In Durzi v MIMIA [2006] FCA 1767, the Federal Court downplayed the role of PAM3 is in relation to the interpretation of a provision (in this case, r.1.15A):
49.PAM3 is simply a document which brings a number of relevant facts to the attention of the decision maker to which the decision maker may or may not have regard in considering whether an applicant has brought himself or herself within the criteria required in reg 1.15. It has no legislative effect. It does not construe reg 1.15. A decision maker is not bound to have regard to it or if a decision maker has regard to it the decision maker commits no error (at [49]).
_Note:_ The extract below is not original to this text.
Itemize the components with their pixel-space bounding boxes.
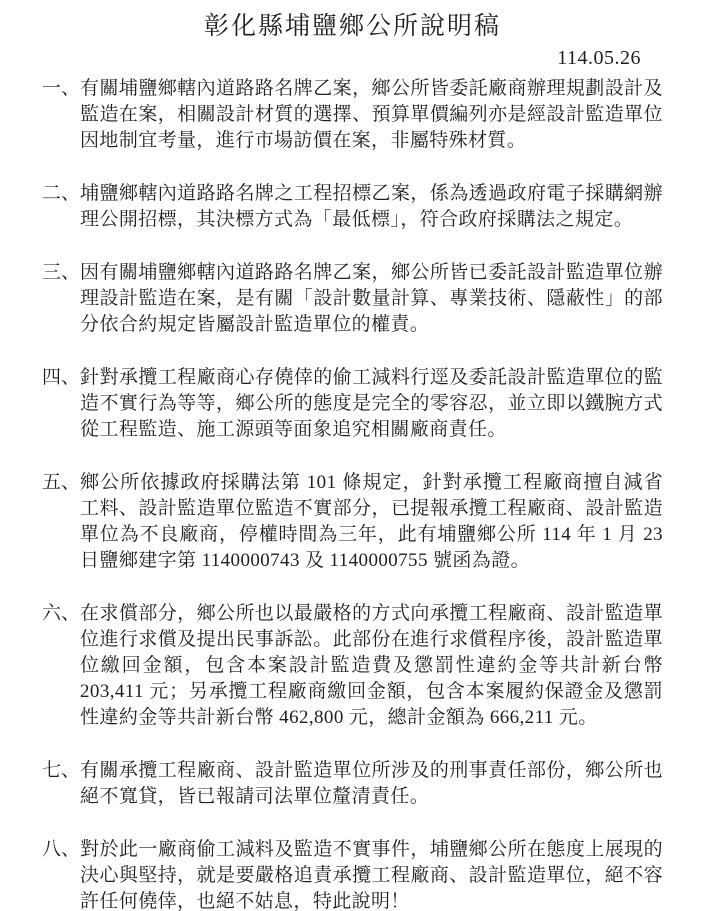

In Soegianto v Minister for Immigration & Multicultural Affairs [2001] FCA 1612 (15 November 2001)
Ryan J stated:
16 Moreover, this Court has either stated or implied that it is not an error of law for an administrative tribunal to disregard general statements of policy that have been laid down for the guidance of administrative decision-makers but are not mandated by Parliament; Drake v Minister for Immigration and Ethnic Affairs (1979) 46 FLR 409 at 420-21; Ali v Minister for Immigration, Local Government and Ethnic Affairs (1992) 38 FCR 144 at 148-49. Nevertheless, it was indicated by Brennan J in Drake (No 2) (supra) at 645, that the Tribunal should adopt “a practice of applying lawful ministerial policy, unless there are cogent reasons to the contrary”. PAM 3 specifically instructs delegates (though not the Tribunal) to give it “due weight” but “decision makers must not give it the same force as law”; Xie v Minister for Immigration and Multicultural Affairs [2000] FCA 230 at [29].